Druck auf Conte wächst
Natürlich versucht die rechte Opposition aus den Protesten Gewinn zu ziehen, schwankt aber selbst in der Frage, welcher Kurs nun richtig ist. Das gilt besonders für Lega-Chef Salvini, der im Laufe der Corona-Krise an Konsens verlor. Ausgerechnet er, der sich der Maskenpflicht öffentlich verweigerte und die Maßnahmen zur Eindämmung der Pandemie als nutzlos und gefährlich anprangerte, wirft nun der Regierung und dem Ministerpräsidenten vor, sechs Monate lang untätig gewesen zu sein und jetzt den Menschen die Existenzgrundlage entziehen zu wollen. Um einen Tag später zu verkünden, keiner habe den Zauberstab in der Hand und die Opposition werde „Verantwortung zeigen“.
Auch innerhalb der Regierungskoalition gibt es gegenüber den Protesten opportunistische Anbiederungsversuche: Renzis Italia Viva, die zur Koalition gehört und alle Regierungsmaßnahmen mitbeschlossen hat, zeigt auf einmal „Unverständnis“ für die Schließung von Kultur- und Freizeiteinrichtungen. Was den PD-Generalsekretär in Rage bringt: „Man kann nicht am Abend etwas am Regierungstisch beschließen und dann am nächsten Tag Opposition spielen“ kommentiert er verbittert.
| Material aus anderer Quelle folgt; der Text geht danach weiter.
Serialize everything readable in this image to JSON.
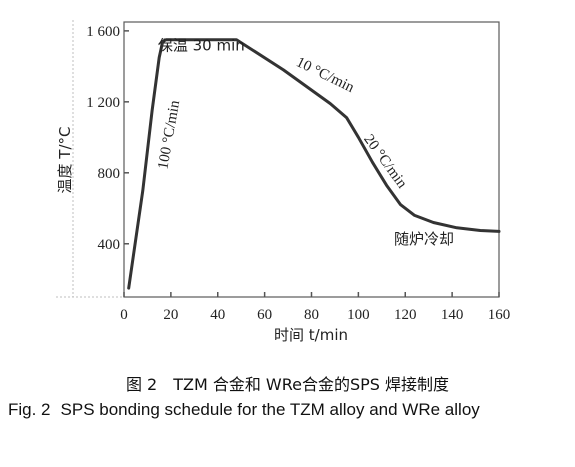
{
  "figure": {
    "caption_cn": "图 2　TZM 合金和 WRe合金的SPS 焊接制度",
    "caption_en_label": "Fig. 2",
    "caption_en_text": "SPS bonding schedule for the TZM alloy and WRe alloy"
  },
  "chart_data": {
    "type": "line",
    "xlabel": "时间 t/min",
    "ylabel": "温度 T/°C",
    "xlim": [
      0,
      160
    ],
    "ylim": [
      100,
      1650
    ],
    "x_ticks": [
      0,
      20,
      40,
      60,
      80,
      100,
      120,
      140,
      160
    ],
    "x_tick_labels": [
      "0",
      "20",
      "40",
      "60",
      "80",
      "100",
      "120",
      "140",
      "160"
    ],
    "y_ticks": [
      400,
      800,
      1200,
      1600
    ],
    "y_tick_labels": [
      "400",
      "800",
      "1 200",
      "1 600"
    ],
    "grid": false,
    "series": [
      {
        "x": [
          2,
          8,
          12,
          15,
          16.5,
          18,
          48,
          68,
          88,
          95,
          100,
          106,
          112,
          118,
          124,
          132,
          142,
          152,
          160
        ],
        "y": [
          150,
          700,
          1150,
          1450,
          1540,
          1550,
          1550,
          1380,
          1190,
          1110,
          1000,
          860,
          730,
          620,
          560,
          520,
          490,
          475,
          470
        ]
      }
    ],
    "annotations": [
      {
        "text": "保温 30 min",
        "x": 33,
        "y": 1490
      },
      {
        "text": "100 °C/min",
        "x": 21,
        "y": 1010
      },
      {
        "text": "10 °C/min",
        "x": 85,
        "y": 1330
      },
      {
        "text": "20 °C/min",
        "x": 110,
        "y": 850
      },
      {
        "text": "随炉冷却",
        "x": 128,
        "y": 400
      }
    ]
  }
}
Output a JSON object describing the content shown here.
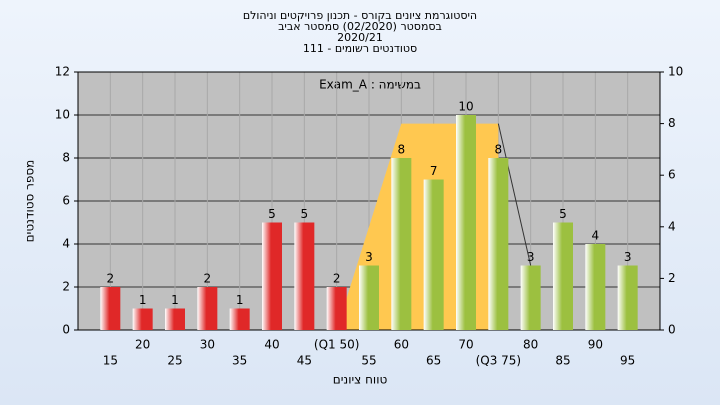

Conte selbst blickt in eine unsichere Zukunft: Seine persönliche Zustimmungswerte sind zwar noch hoch (55%), aber um 12 Punkte niedriger als im März und inzwischen auf gleicher Höhe mit Zaia, dem Lega-Gouverneur von Venetien. Sowohl in der Koalition als auch in den Oppositionsparteien formiert sich eine Front, die auf die Bildung einer „Regierung der nationalen Einheit“ schielt, an deren Spitze nicht unbedingt Conte stehen müsse. In den Umfragen ist inzwischen Mario Draghi an die dritte Stelle aufgerückt – dicht dahinter mit 54%.
Letzte Meldung: Heute Abend (30. 10.) werden 30.000 Neuinfektionen in Italien gemeldet. Die Verschärfung des Lockdowns steht schon vor der Tür.